Issa Rae, creator of The Misadventures of Awkward Black Girl
When I was in 7th grade my mother shaved off all my hair. The chemical relaxant (otherwise known as perm) that I put in my hair had absolutely destroyed my scalp and hair, causing uneven hair length all over my head. The hair cut was probably better than my Ronald-Trumpesque hairdo—straight hair, a sort of short comb over, in the front, and tight kinky hair in the back. I describe my hair in detail because once cut off, and once it began to grow back, the patches of hair, I felt, made me look like a Chia pet. My hair was as misshapen and awkward as I felt around all my white friends. I bring my hair up to say that in 7th grade I was the awkward black girl, but that oftentimes I could pretend I wasn’t any different. Most times, at least…
Once, a biracial friend told me about how a group of boys, who I knew and held, for the most part, in friendly regard, made a horribly offensive joke about black people—something of the “What do you get when you…” variety—and then spoke negatively about “miscegenation.” To my friend’s horror, and pain, these boys had forgotten she was half-black.
This was on the island, Nassau, where I grew up, the place I never truly associated with bigotry or racism until college, where having left home I could see it most clearly. My friend’s recount was not so much surprising—I was not that naive—as it was revelatory, for I realized in that moment that these were things these boys would never have said had I been present.
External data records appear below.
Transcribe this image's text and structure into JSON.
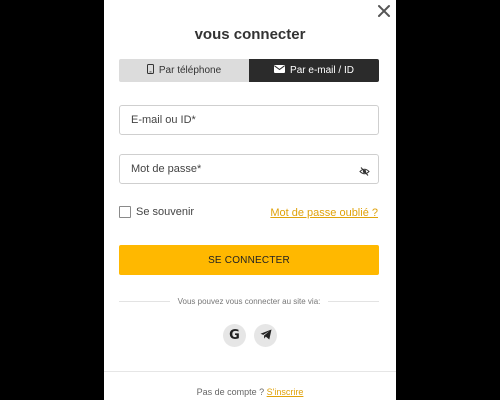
{
  "modal": {
    "title": "vous connecter"
  },
  "tabs": [
    {
      "label": "Par téléphone",
      "icon": "phone-icon",
      "active": false
    },
    {
      "label": "Par e-mail / ID",
      "icon": "envelope-icon",
      "active": true
    }
  ],
  "form": {
    "email_placeholder": "E-mail ou ID*",
    "password_placeholder": "Mot de passe*",
    "remember_label": "Se souvenir",
    "forgot_link": "Mot de passe oublié ?",
    "submit_label": "SE CONNECTER"
  },
  "social": {
    "prompt": "Vous pouvez vous connecter au site via:",
    "providers": [
      {
        "icon": "google-icon",
        "glyph": "G"
      },
      {
        "icon": "telegram-icon"
      }
    ]
  },
  "footer": {
    "text": "Pas de compte ?",
    "link": "S'inscrire"
  },
  "colors": {
    "accent": "#ffb800",
    "link": "#e0a20a",
    "active_tab": "#2b2b2b",
    "inactive_tab": "#dcdcdc",
    "overlay": "#000000"
  }
}
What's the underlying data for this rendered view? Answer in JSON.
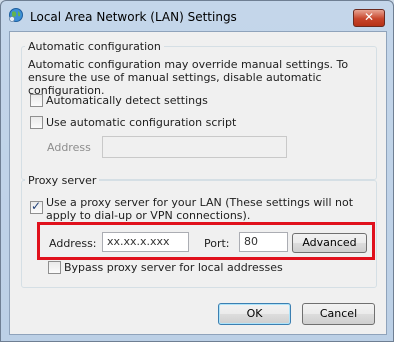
{
  "window": {
    "title": "Local Area Network (LAN) Settings",
    "close_glyph": "✕"
  },
  "auto_config": {
    "group_title": "Automatic configuration",
    "description": "Automatic configuration may override manual settings.  To ensure the use of manual settings, disable automatic configuration.",
    "detect_settings": {
      "label": "Automatically detect settings",
      "checked": false
    },
    "use_script": {
      "label": "Use automatic configuration script",
      "checked": false
    },
    "address_label": "Address",
    "address_value": ""
  },
  "proxy": {
    "group_title": "Proxy server",
    "use_proxy": {
      "label": "Use a proxy server for your LAN (These settings will not apply to dial-up or VPN connections).",
      "checked": true
    },
    "address_label": "Address:",
    "address_value": "xx.xx.x.xxx",
    "port_label": "Port:",
    "port_value": "80",
    "advanced_label": "Advanced",
    "bypass_local": {
      "label": "Bypass proxy server for local addresses",
      "checked": false
    },
    "highlight_color": "#e0101c"
  },
  "buttons": {
    "ok_label": "OK",
    "cancel_label": "Cancel"
  }
}
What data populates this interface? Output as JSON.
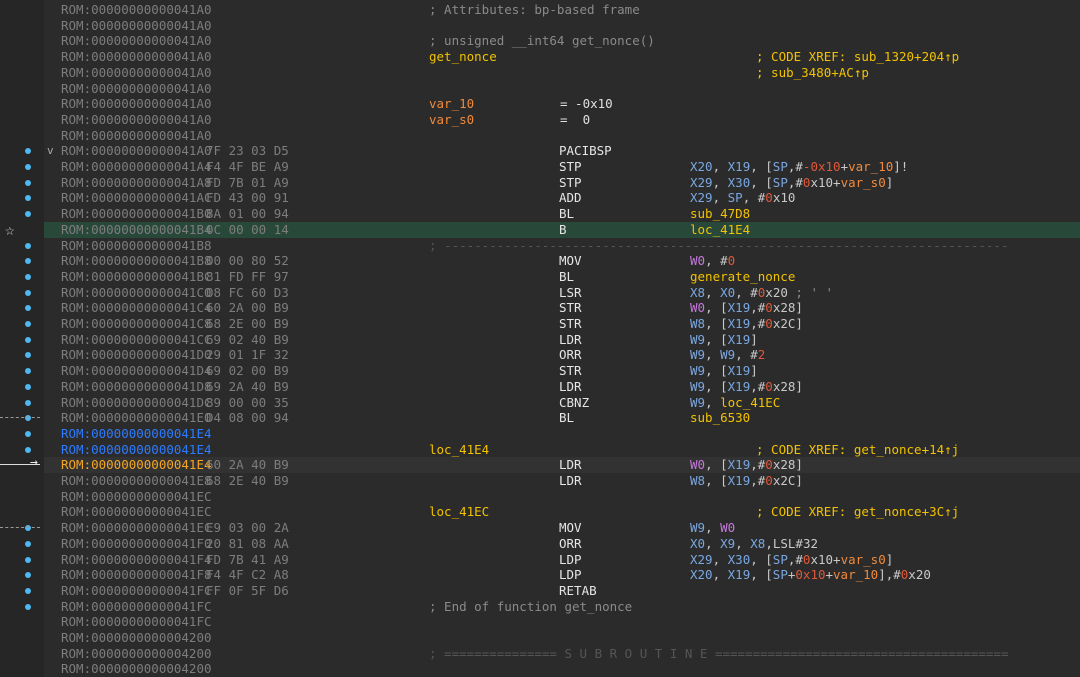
{
  "gutter": {
    "star_glyph": "☆",
    "arrow_glyph": "→"
  },
  "lines": [
    {
      "addr": "ROM:00000000000041A0",
      "cmt": "; Attributes: bp-based frame"
    },
    {
      "addr": "ROM:00000000000041A0"
    },
    {
      "addr": "ROM:00000000000041A0",
      "cmt": "; unsigned __int64 get_nonce()"
    },
    {
      "addr": "ROM:00000000000041A0",
      "label": "get_nonce",
      "xref": "; CODE XREF: sub_1320+204↑p"
    },
    {
      "addr": "ROM:00000000000041A0",
      "xref": "; sub_3480+AC↑p"
    },
    {
      "addr": "ROM:00000000000041A0"
    },
    {
      "addr": "ROM:00000000000041A0",
      "lblorange": "var_10",
      "eq": "= -0x10"
    },
    {
      "addr": "ROM:00000000000041A0",
      "lblorange": "var_s0",
      "eq": "=  0"
    },
    {
      "addr": "ROM:00000000000041A0"
    },
    {
      "addr": "ROM:00000000000041A0",
      "bytes": "7F 23 03 D5",
      "mnem": "PACIBSP",
      "fold": "v"
    },
    {
      "addr": "ROM:00000000000041A4",
      "bytes": "F4 4F BE A9",
      "mnem": "STP",
      "ops": "X20, X19, [SP,#-0x10+var_10]!"
    },
    {
      "addr": "ROM:00000000000041A8",
      "bytes": "FD 7B 01 A9",
      "mnem": "STP",
      "ops": "X29, X30, [SP,#0x10+var_s0]"
    },
    {
      "addr": "ROM:00000000000041AC",
      "bytes": "FD 43 00 91",
      "mnem": "ADD",
      "ops": "X29, SP, #0x10"
    },
    {
      "addr": "ROM:00000000000041B0",
      "bytes": "8A 01 00 94",
      "mnem": "BL",
      "ops": "sub_47D8"
    },
    {
      "addr": "ROM:00000000000041B4",
      "bytes": "0C 00 00 14",
      "mnem": "B",
      "ops": "loc_41E4",
      "hl": true
    },
    {
      "addr": "ROM:00000000000041B8",
      "sep": "; ---------------------------------------------------------------------------"
    },
    {
      "addr": "ROM:00000000000041B8",
      "bytes": "00 00 80 52",
      "mnem": "MOV",
      "ops": "W0, #0"
    },
    {
      "addr": "ROM:00000000000041BC",
      "bytes": "81 FD FF 97",
      "mnem": "BL",
      "ops": "generate_nonce"
    },
    {
      "addr": "ROM:00000000000041C0",
      "bytes": "08 FC 60 D3",
      "mnem": "LSR",
      "ops": "X8, X0, #0x20 ; ' '"
    },
    {
      "addr": "ROM:00000000000041C4",
      "bytes": "60 2A 00 B9",
      "mnem": "STR",
      "ops": "W0, [X19,#0x28]"
    },
    {
      "addr": "ROM:00000000000041C8",
      "bytes": "68 2E 00 B9",
      "mnem": "STR",
      "ops": "W8, [X19,#0x2C]"
    },
    {
      "addr": "ROM:00000000000041CC",
      "bytes": "69 02 40 B9",
      "mnem": "LDR",
      "ops": "W9, [X19]"
    },
    {
      "addr": "ROM:00000000000041D0",
      "bytes": "29 01 1F 32",
      "mnem": "ORR",
      "ops": "W9, W9, #2"
    },
    {
      "addr": "ROM:00000000000041D4",
      "bytes": "69 02 00 B9",
      "mnem": "STR",
      "ops": "W9, [X19]"
    },
    {
      "addr": "ROM:00000000000041D8",
      "bytes": "69 2A 40 B9",
      "mnem": "LDR",
      "ops": "W9, [X19,#0x28]"
    },
    {
      "addr": "ROM:00000000000041DC",
      "bytes": "89 00 00 35",
      "mnem": "CBNZ",
      "ops": "W9, loc_41EC"
    },
    {
      "addr": "ROM:00000000000041E0",
      "bytes": "D4 08 00 94",
      "mnem": "BL",
      "ops": "sub_6530"
    },
    {
      "addr": "ROM:00000000000041E4",
      "addrcls": "blue"
    },
    {
      "addr": "ROM:00000000000041E4",
      "addrcls": "blue",
      "label": "loc_41E4",
      "xref": "; CODE XREF: get_nonce+14↑j"
    },
    {
      "addr": "ROM:00000000000041E4",
      "addrcls": "orange",
      "bytes": "60 2A 40 B9",
      "mnem": "LDR",
      "ops": "W0, [X19,#0x28]",
      "cur": true
    },
    {
      "addr": "ROM:00000000000041E8",
      "bytes": "68 2E 40 B9",
      "mnem": "LDR",
      "ops": "W8, [X19,#0x2C]"
    },
    {
      "addr": "ROM:00000000000041EC"
    },
    {
      "addr": "ROM:00000000000041EC",
      "label": "loc_41EC",
      "xref": "; CODE XREF: get_nonce+3C↑j"
    },
    {
      "addr": "ROM:00000000000041EC",
      "bytes": "E9 03 00 2A",
      "mnem": "MOV",
      "ops": "W9, W0"
    },
    {
      "addr": "ROM:00000000000041F0",
      "bytes": "20 81 08 AA",
      "mnem": "ORR",
      "ops": "X0, X9, X8,LSL#32"
    },
    {
      "addr": "ROM:00000000000041F4",
      "bytes": "FD 7B 41 A9",
      "mnem": "LDP",
      "ops": "X29, X30, [SP,#0x10+var_s0]"
    },
    {
      "addr": "ROM:00000000000041F8",
      "bytes": "F4 4F C2 A8",
      "mnem": "LDP",
      "ops": "X20, X19, [SP+0x10+var_10],#0x20"
    },
    {
      "addr": "ROM:00000000000041FC",
      "bytes": "FF 0F 5F D6",
      "mnem": "RETAB"
    },
    {
      "addr": "ROM:00000000000041FC",
      "cmt": "; End of function get_nonce"
    },
    {
      "addr": "ROM:00000000000041FC"
    },
    {
      "addr": "ROM:0000000000004200"
    },
    {
      "addr": "ROM:0000000000004200",
      "sep": "; =============== S U B R O U T I N E ======================================="
    },
    {
      "addr": "ROM:0000000000004200"
    }
  ]
}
Even then, in that moment, with such minimal awareness of myself and those around me, I had to confront, at least, the very idea that there were things people were not saying to, or around, me, and that there choices about what to say and omit had something to do with the color of my skin.
Nassau, Bahamas
I don’t know why this Issa Rae article, this Hunger Games controversy and this death of a young black boy, Trayvon Martin, seems to be hitting so hard this past month. I’ve heard the counter-arguments that the internet does not reflect society, that the people who read my books will be more enlightened than the audience for the Hunger Games, that one wrongful death is not indicative of an entire society. And, of course, I know things are more complicated than a black-and-white issue. I know, shamefully, that black people kill each other, and hate themselves, as much as white people hate black people, and as much as white people hate white people; that there are people who neither identify as white nor black, who face similar issues of bigotry. I know that the comments directed towards Issa Rae have as much to do with her being a woman as they do with the color of her skin. I know the people who post these hurtful things are not the creators, but reiterators of what the societal infrastructure has taught them. I know all this.
Rue, Amandla Steinberg, from the Hunger Games
Perhaps, my Facebook NewsFeed is too saturated with these particular moments in the recent cultural memory, and if I stepped back from the internet and faced real people again, I’d be comforted by the fact that people would never dare call me nigger to my face. I wouldn’t be feeling the way I do now: that there’s a great possibility that the people I care about, the characters I create, are worth less in my readers’ eyes, that my characters’ horrific deaths and tragedies are just not as sad as their white counterparts. Or, worse that unless I make their “blackness” something as tangible, as recognizable, as what we believe blackness should look like, my readers might rewrite my characters all together. And not in the good way, not in the way you strive for as a writer, where people recognize the common threads that connect all of us as humans, but the more horrific sense of identification, where humanizing means whitening, where full empathy with a character cannot be achieved unless that character physically looks like the reader.